Infineon: Kein Gewinn durch Qimonda

Das erste Quartal des neuen Geschäftsjahres verlief stabil für Infineon. Positiv entwickelte sich der Bereich Kommunikation. Die Anteile an Qimonda zogen den Gewinn schon wie im Vorjahr nach unten.

Infineon hat im ersten Quartal einen Umsatz von 1,6 Milliarden Euro und einen Verlust (Ebit) von 368 Millionen Euro verzeichnet. Ohne die Anteile an Qimonda, von denen Infineon derzeit noch 77,5 Prozent hält, hätte Infineon einen Umsatz von 1,09 Mrd. Euro und ein positives EBIT (Gewinn vor Zinsen und Steuern) von 65 Mio. Euro erzielt. Der Umsatz lag damit 3 Prozent unter dem Umsatz des Vorquartals und 14 Prozent über dem des ersten Quartals 2006.

Im Vergleich zum Vorquartal ging Infineons Umsatz im Bereich »Automotive, Industrial & Multimarket« von 814 auf 743 Mio. Euro und damit um 9 Prozent zurück. Im Vergleich zum gleichen Vorjahreszeitraum stieg der Umsatz um 5 Prozent. Die Gründe für den Umsatzrückgang im vierten Quartal waren saisonbedingte Effekte, der schwächere Dollar sowie eine schwache Nachfrage der amerikanischen Automobilhersteller.

Im Berich »Communication Solutions« stieg der Umsatz im Vergleich zum Vorquartal von 318 auf 356 Mio. Euro und damit um 12 Prozent. Im Vergleich zum ersten Quartal 2007 stieg der Umsatz sogar um 51 Prozent. Der Grund für das hohe Wachstum sind einerseits die Übernahmen des Mobilfunkgeschäfts von LSI und des Geschäfts mit DSL-Teilnehmerendeinrichtungen von Texas Instruments. Auch der Absatz von Handy-Plattformen stieg an. Weniger erfolgreich lief es hingegen im Breitband-Geschäft.
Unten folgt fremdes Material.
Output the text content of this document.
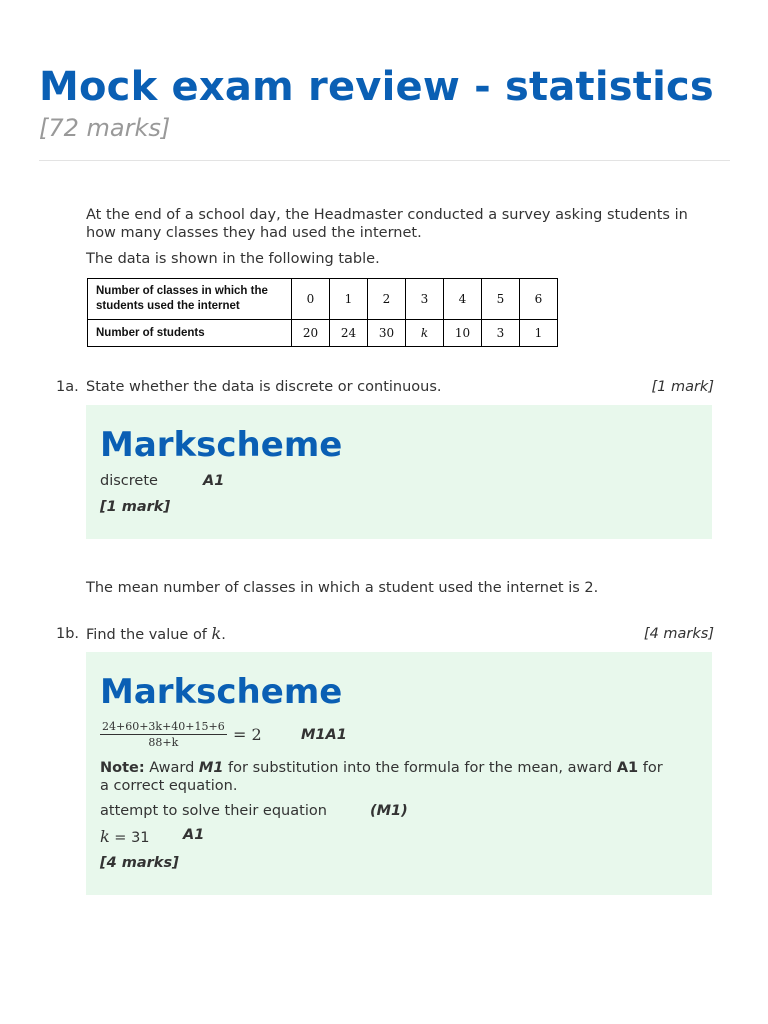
Mock exam review - statistics
[72 marks]
At the end of a school day, the Headmaster conducted a survey asking students in how many classes they had used the internet.
The data is shown in the following table.
Number of classes in which the students used the internet	0	1	2	3	4	5	6
Number of students	20	24	30	k	10	3	1
1a. State whether the data is discrete or continuous.	[1 mark]
Markscheme
discrete	A1
[1 mark]
The mean number of classes in which a student used the internet is 2.
1b. Find the value of k.	[4 marks]
Markscheme
$\frac{24+60+3k+40+15+6}{88+k} = 2$	M1A1
Note: Award M1 for substitution into the formula for the mean, award A1 for
a correct equation.
attempt to solve their equation	(M1)
k = 31 A1
[4 marks]
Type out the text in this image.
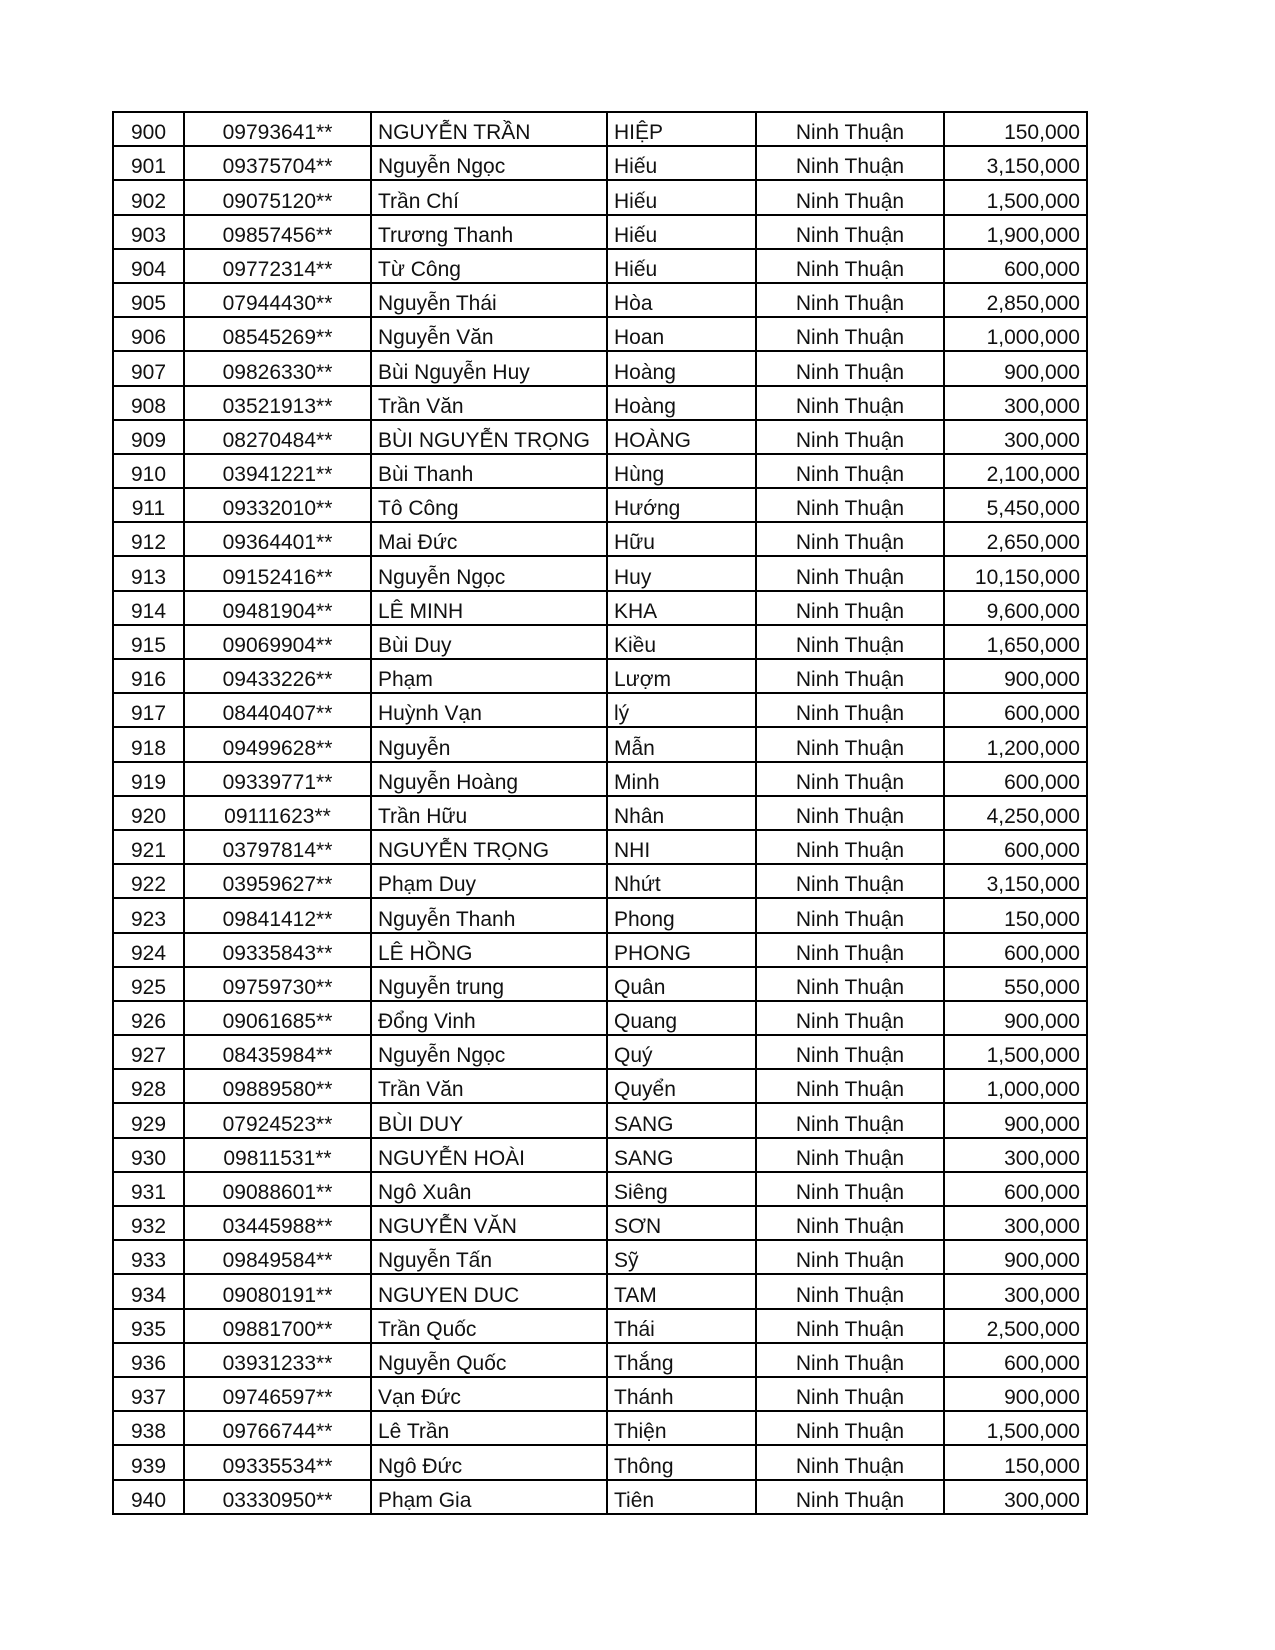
900	09793641**	NGUYỄN TRẦN	HIỆP	Ninh Thuận	150,000
901	09375704**	Nguyễn Ngọc	Hiếu	Ninh Thuận	3,150,000
902	09075120**	Trần Chí	Hiếu	Ninh Thuận	1,500,000
903	09857456**	Trương Thanh	Hiếu	Ninh Thuận	1,900,000
904	09772314**	Từ Công	Hiếu	Ninh Thuận	600,000
905	07944430**	Nguyễn Thái	Hòa	Ninh Thuận	2,850,000
906	08545269**	Nguyễn Văn	Hoan	Ninh Thuận	1,000,000
907	09826330**	Bùi Nguyễn Huy	Hoàng	Ninh Thuận	900,000
908	03521913**	Trần Văn	Hoàng	Ninh Thuận	300,000
909	08270484**	BÙI NGUYỄN TRỌNG	HOÀNG	Ninh Thuận	300,000
910	03941221**	Bùi Thanh	Hùng	Ninh Thuận	2,100,000
911	09332010**	Tô Công	Hướng	Ninh Thuận	5,450,000
912	09364401**	Mai Đức	Hữu	Ninh Thuận	2,650,000
913	09152416**	Nguyễn Ngọc	Huy	Ninh Thuận	10,150,000
914	09481904**	LÊ MINH	KHA	Ninh Thuận	9,600,000
915	09069904**	Bùi Duy	Kiều	Ninh Thuận	1,650,000
916	09433226**	Phạm	Lượm	Ninh Thuận	900,000
917	08440407**	Huỳnh Vạn	lý	Ninh Thuận	600,000
918	09499628**	Nguyễn	Mẫn	Ninh Thuận	1,200,000
919	09339771**	Nguyễn Hoàng	Minh	Ninh Thuận	600,000
920	09111623**	Trần Hữu	Nhân	Ninh Thuận	4,250,000
921	03797814**	NGUYỄN TRỌNG	NHI	Ninh Thuận	600,000
922	03959627**	Phạm Duy	Nhứt	Ninh Thuận	3,150,000
923	09841412**	Nguyễn Thanh	Phong	Ninh Thuận	150,000
924	09335843**	LÊ HỒNG	PHONG	Ninh Thuận	600,000
925	09759730**	Nguyễn trung	Quân	Ninh Thuận	550,000
926	09061685**	Đổng Vinh	Quang	Ninh Thuận	900,000
927	08435984**	Nguyễn Ngọc	Quý	Ninh Thuận	1,500,000
928	09889580**	Trần Văn	Quyển	Ninh Thuận	1,000,000
929	07924523**	BÙI DUY	SANG	Ninh Thuận	900,000
930	09811531**	NGUYỄN HOÀI	SANG	Ninh Thuận	300,000
931	09088601**	Ngô Xuân	Siêng	Ninh Thuận	600,000
932	03445988**	NGUYỄN VĂN	SƠN	Ninh Thuận	300,000
933	09849584**	Nguyễn Tấn	Sỹ	Ninh Thuận	900,000
934	09080191**	NGUYEN DUC	TAM	Ninh Thuận	300,000
935	09881700**	Trần Quốc	Thái	Ninh Thuận	2,500,000
936	03931233**	Nguyễn Quốc	Thắng	Ninh Thuận	600,000
937	09746597**	Vạn Đức	Thánh	Ninh Thuận	900,000
938	09766744**	Lê Trần	Thiện	Ninh Thuận	1,500,000
939	09335534**	Ngô Đức	Thông	Ninh Thuận	150,000
940	03330950**	Phạm Gia	Tiên	Ninh Thuận	300,000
Für das zweite Quartal 2008 erwartet Infineon einen Umsatzrückgang im mittleren einstelligen Prozentbereich. Im Bereich »Automotive, Industrial & Multimarket« geht Infineon von einem Umsatzrückgang im Vergleich zum Geschäftsjahr 2007 aus. Im Bereich »Communication Solutions« soll der Umsatz um 25 bis 30 Prozent wachsen.